Put down everything that comes into your head and then you're a writer. But an author is one who can judge his own stuff's worth, without pity, and destroy most of it.

~ Colette

Thursday, October 07, 2010

All present and accounted for

Well, I didn't know it was a stupid trend.

The prevalence of the historic present tense is but one symptom of an itch for formal trickery that has been evident in British fiction for a couple of decades. It belongs with multiple narrators, fragmented or reversed chronology, inadequate or inarticulate narrators, and all the other tricks of the trade. It might or might not be a passing fad, it can certainly be used thoughtlessly, but it is a form of narration that has been employed with great intelligence in some of the best novels of recent years.

But now I think about it...



My current novel (the PhD project) alternates between first person and third person, present tense. Kind of like Bleak House. Yet not.

But by the time it's finished, present tense will be horribly passe. Or perhaps it already is.
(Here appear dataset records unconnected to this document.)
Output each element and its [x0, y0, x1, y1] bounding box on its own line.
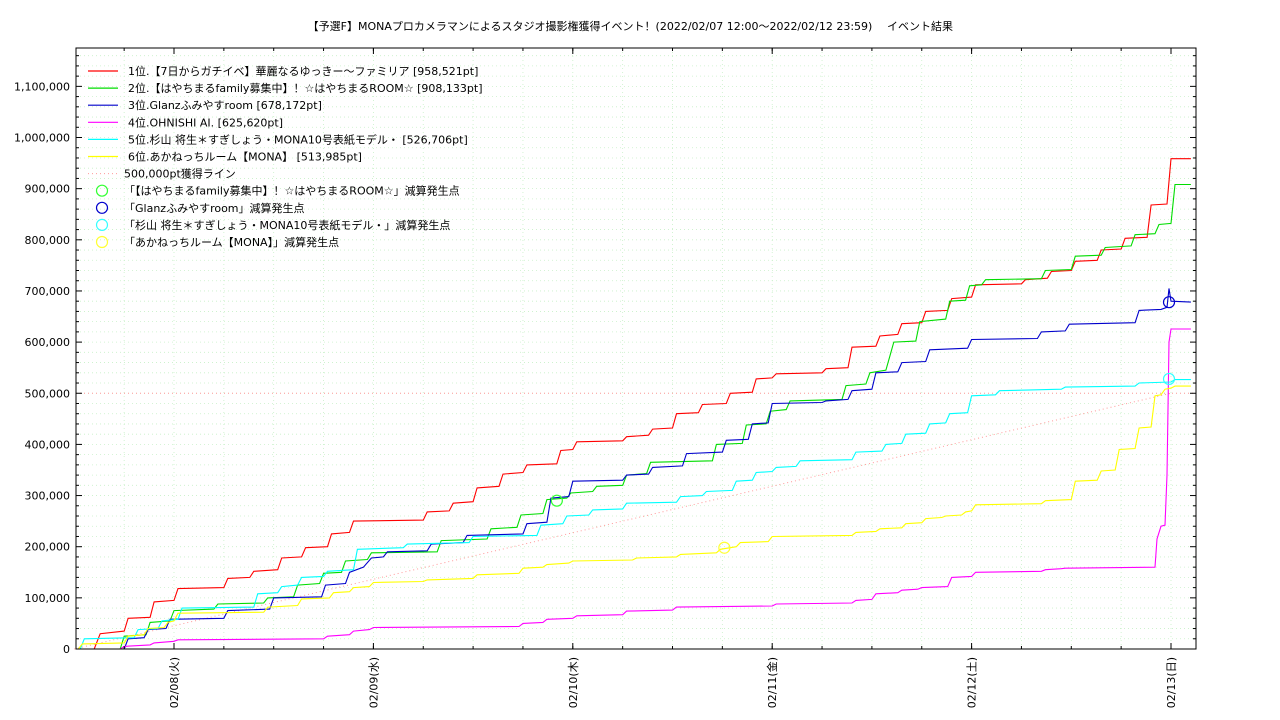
legend-marker-4	[95, 235, 109, 249]
reduction-marker-3	[1162, 372, 1176, 386]
y-tick-label: 100,000	[25, 592, 71, 605]
legend-label-reference: 500,000pt獲得ライン	[124, 168, 236, 181]
legend-marker-1	[95, 184, 109, 197]
y-tick-label: 1,000,000	[14, 132, 70, 145]
y-tick-label: 600,000	[25, 336, 71, 349]
y-tick-label: 500,000	[25, 387, 71, 400]
plot-frame	[75, 47, 1197, 650]
legend-label-5: 5位.杉山 将生＊すぎしょう・MONA10号表紙モデル・ [526,706pt]	[128, 132, 468, 146]
y-tick-label: 300,000	[25, 490, 71, 503]
series-line-4	[119, 328, 1191, 650]
series-group	[77, 158, 1191, 650]
y-axis: 0 100,000 200,000 300,000 400,000 500,000 600,…	[14, 55, 1196, 656]
reduction-marker-1	[550, 494, 563, 507]
legend-label-4: 4位.OHNISHI AI. [625,620pt]	[128, 115, 283, 129]
x-axis: 02/08(火) 02/09(水) 02/10(木) 02/11(金) 02/12(土)…	[123, 48, 1178, 708]
legend-marker-label-3: 「杉山 将生＊すぎしょう・MONA10号表紙モデル・」減算発生点	[124, 218, 450, 232]
legend-label-3: 3位.Glanzふみやすroom [678,172pt]	[128, 98, 322, 112]
legend-label-6: 6位.あかねっちルーム【MONA】 [513,985pt]	[128, 150, 362, 164]
y-tick-label: 0	[63, 643, 70, 656]
y-tick-label: 200,000	[25, 541, 71, 554]
y-tick-label: 800,000	[25, 234, 71, 247]
legend-label-2: 2位.【はやちまるfamily募集中】！☆はやちまるROOM☆ [908,133…	[128, 81, 482, 95]
markers-group	[550, 296, 1176, 554]
x-tick-label: 02/13(日)	[1165, 657, 1178, 708]
y-tick-label: 1,100,000	[14, 80, 70, 93]
x-tick-label: 02/08(火)	[168, 657, 181, 708]
y-tick-label: 700,000	[25, 285, 71, 298]
legend-marker-2	[95, 201, 109, 214]
legend-label-1: 1位.【7日からガチイベ】華麗なるゆっきー〜ファミリア [958,521pt]	[128, 64, 478, 78]
series-line-2	[119, 183, 1191, 650]
x-tick-label: 02/12(土)	[966, 657, 979, 708]
series-line-1	[93, 158, 1191, 650]
legend: 1位.【7日からガチイベ】華麗なるゆっきー〜ファミリア [958,521pt] 2…	[88, 64, 482, 249]
legend-marker-label-2: 「Glanzふみやすroom」減算発生点	[124, 201, 305, 215]
chart-subtitle: イベント結果	[887, 19, 953, 33]
series-line-5	[79, 379, 1191, 650]
y-tick-label: 400,000	[25, 438, 71, 451]
legend-marker-3	[95, 218, 109, 231]
legend-marker-label-1: 「【はやちまるfamily募集中】！☆はやちまるROOM☆」減算発生点	[124, 184, 460, 198]
grid-lines	[76, 48, 1196, 649]
reduction-marker-2	[1162, 296, 1176, 309]
reference-line-group	[74, 392, 1196, 650]
series-line-6	[77, 385, 1191, 650]
x-tick-label: 02/11(金)	[765, 657, 779, 708]
x-tick-label: 02/10(木)	[567, 657, 580, 708]
y-tick-label: 900,000	[25, 183, 71, 196]
reduction-marker-4	[718, 541, 731, 554]
chart-title: 【予選F】MONAプロカメラマンによるスタジオ撮影権獲得イベント！(2022/0…	[308, 19, 873, 33]
series-line-3	[123, 288, 1191, 650]
legend-marker-label-4: 「あかねっちルーム【MONA】」減算発生点	[124, 235, 339, 249]
x-tick-label: 02/09(水)	[367, 657, 380, 708]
On the up-side, maybe that means it could swing back into fashion by the time anybody reads my attempt.

Philip Pullman hates the historical present:

I want all the young present-tense storytellers (the old ones have won prizes and are incorrigible) to allow themselves to stand back and show me a wider temporal perspective. I want them to feel able to say what happened, what usually happened, what sometimes happened, what had happened before something else happened, what might happen later, what actually did happen later, and so on: to use the full range of English tenses.

I don't think I'm guilty of the crimes he describes. (Also, I'm already old - though I was perversely pleased to learn I'm still younger than enfant terrible Jonathan Franzen.)
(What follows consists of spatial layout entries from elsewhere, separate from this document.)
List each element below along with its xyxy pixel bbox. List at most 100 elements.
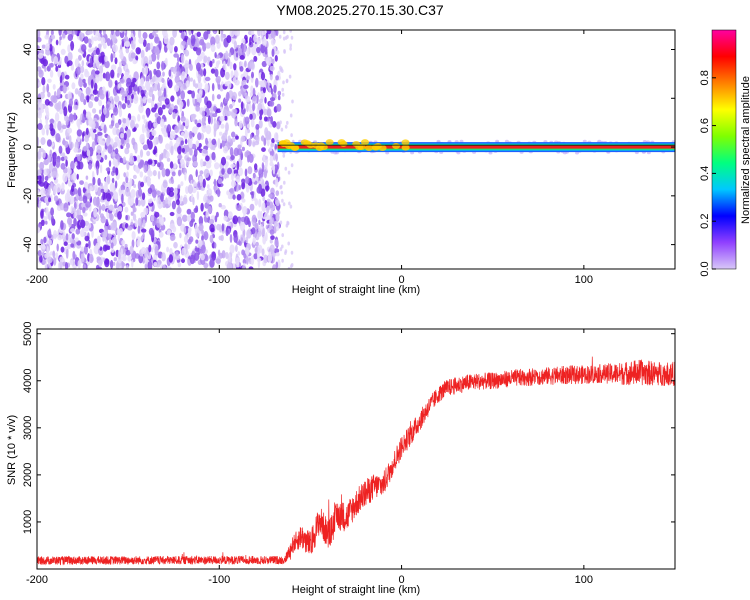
noise-speckle <box>101 112 106 123</box>
noise-speckle <box>102 234 106 242</box>
noise-speckle <box>66 193 71 202</box>
noise-speckle <box>198 89 203 98</box>
noise-speckle <box>139 133 145 144</box>
noise-speckle <box>187 90 193 95</box>
carrier-wobble <box>355 144 364 151</box>
noise-speckle <box>99 213 105 219</box>
carrier-halo-speck <box>582 139 587 143</box>
noise-speckle <box>139 149 144 158</box>
snr-y-label: SNR (10 * v/v) <box>6 415 18 485</box>
noise-speckle <box>77 187 82 197</box>
noise-speckle <box>189 63 193 71</box>
noise-speckle <box>97 177 101 186</box>
noise-speckle <box>154 46 160 55</box>
noise-speckle <box>57 234 63 241</box>
noise-speckle <box>244 215 250 226</box>
noise-speckle <box>37 150 42 160</box>
noise-speckle <box>46 168 50 174</box>
noise-speckle <box>285 78 289 83</box>
noise-speckle <box>231 180 236 188</box>
noise-speckle <box>140 197 146 207</box>
noise-speckle <box>274 143 278 150</box>
noise-speckle <box>95 160 100 170</box>
noise-speckle <box>102 244 108 252</box>
noise-speckle <box>251 71 254 79</box>
noise-speckle <box>126 77 132 85</box>
carrier-wobble <box>290 145 299 151</box>
noise-speckle <box>176 71 180 78</box>
noise-speckle <box>114 57 118 65</box>
noise-speckle <box>218 203 222 208</box>
noise-speckle <box>174 187 178 195</box>
noise-speckle <box>289 46 292 51</box>
snr-x-tick-label: -200 <box>26 574 48 586</box>
noise-speckle <box>251 214 257 223</box>
noise-speckle <box>194 252 200 261</box>
colorbar-gradient <box>711 29 737 270</box>
noise-speckle <box>233 63 237 71</box>
noise-speckle <box>79 180 84 186</box>
noise-speckle <box>134 144 138 154</box>
noise-speckle <box>284 251 287 255</box>
noise-speckle <box>265 32 269 40</box>
noise-speckle <box>257 231 262 237</box>
noise-speckle <box>273 248 280 254</box>
noise-speckle <box>77 122 81 130</box>
noise-speckle <box>67 33 74 42</box>
noise-speckle <box>217 84 221 90</box>
noise-speckle <box>238 184 241 191</box>
noise-speckle <box>173 241 178 249</box>
noise-speckle <box>255 123 260 130</box>
noise-speckle <box>230 155 235 161</box>
snr-y-tick-label: 4000 <box>22 369 34 393</box>
noise-speckle <box>179 232 182 239</box>
noise-speckle <box>189 147 193 156</box>
noise-speckle <box>117 232 121 242</box>
noise-speckle <box>178 120 181 130</box>
noise-speckle <box>245 247 249 257</box>
noise-speckle <box>221 250 226 259</box>
noise-speckle <box>46 83 50 93</box>
noise-speckle <box>289 30 292 33</box>
noise-speckle <box>233 30 239 36</box>
noise-speckle <box>154 36 160 44</box>
noise-speckle <box>96 256 101 261</box>
noise-speckle <box>203 231 209 241</box>
noise-speckle <box>49 70 54 78</box>
noise-speckle <box>81 137 85 142</box>
noise-speckle <box>245 236 249 244</box>
noise-speckle <box>270 142 274 148</box>
noise-speckle <box>170 130 176 140</box>
noise-speckle <box>146 138 150 146</box>
noise-speckle <box>148 227 154 236</box>
noise-speckle <box>74 30 78 36</box>
noise-speckle <box>83 264 87 269</box>
noise-speckle <box>107 233 112 239</box>
noise-speckle <box>154 103 158 110</box>
noise-speckle <box>77 154 81 162</box>
noise-speckle <box>52 250 56 259</box>
noise-speckle <box>239 66 244 72</box>
noise-speckle <box>214 52 217 59</box>
noise-speckle <box>39 161 45 171</box>
noise-speckle <box>111 98 114 105</box>
noise-speckle <box>260 135 265 142</box>
noise-speckle <box>227 167 233 175</box>
noise-speckle <box>130 52 136 59</box>
noise-speckle <box>180 161 186 169</box>
noise-speckle <box>221 223 225 232</box>
noise-speckle <box>88 43 92 48</box>
noise-speckle <box>68 135 72 145</box>
noise-speckle <box>112 261 116 266</box>
noise-speckle <box>187 227 192 233</box>
noise-speckle <box>215 258 221 264</box>
noise-speckle <box>241 146 245 152</box>
noise-speckle <box>219 142 223 149</box>
noise-speckle <box>222 109 228 117</box>
noise-speckle <box>282 30 286 35</box>
noise-speckle <box>258 119 263 129</box>
noise-speckle <box>223 98 228 104</box>
noise-speckle <box>140 97 144 108</box>
noise-speckle <box>124 41 130 47</box>
noise-speckle <box>196 31 201 37</box>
I haven't used it before, and it seemed to me the natural and perfect way to convey action - swordfights, arguments, and looking in through a lamplit window into the life of the first person narrator. The third person view contradicts the first person a few times. She's talking it up, as she (Mademoiselle Maupin) is wont to do, but we see it differently. I've got a complex structure built around the idea, aligned with the five act structure of one of her operas.

"Writing is vivid if it is vivid," says Philip Hensher, quite rightly. "A shift of tense won’t do that for you."

I didn't know it was going to blow up into a major debate. Or, perhaps worse, be done to death. See, there's another reason to read all those Booker nominees.

Anyway, it's tedious. Now I have to think about what to do.

I hate that.

Go girl

Love this rant from Rachel over at Forever Young Adult:

Important Literary Journals and Established Intellectual News Sources say I should be ashamed of my reading habits. I’m the reason the publishing world is in such a state, me and my crummy stupid YA books, and it has nothing to do with shitty, self-important authors who are working out their issues in their “plots” rather than with a therapist, because the book isn’t actually a book - it’s the author dealing with the fact that he (and Important Adult Literary authors are almost always men) didn’t win the box car derby when he was nine, and that pain has haunted him for his entire life!

What she said.

And also:
Why the pages and pages of review inches and breathless feature articles for books only ever read to the end by twelve geeks, and virtually none allocated to books read endlessly and adored by thousands of young people?

Anything that smacks of self-importance never even gets opened in this house. So authors, choose your covers and promo blurbs very carefully. Because sometimes we do judge a book by its cover.

Martin Amis has a lot to answer for.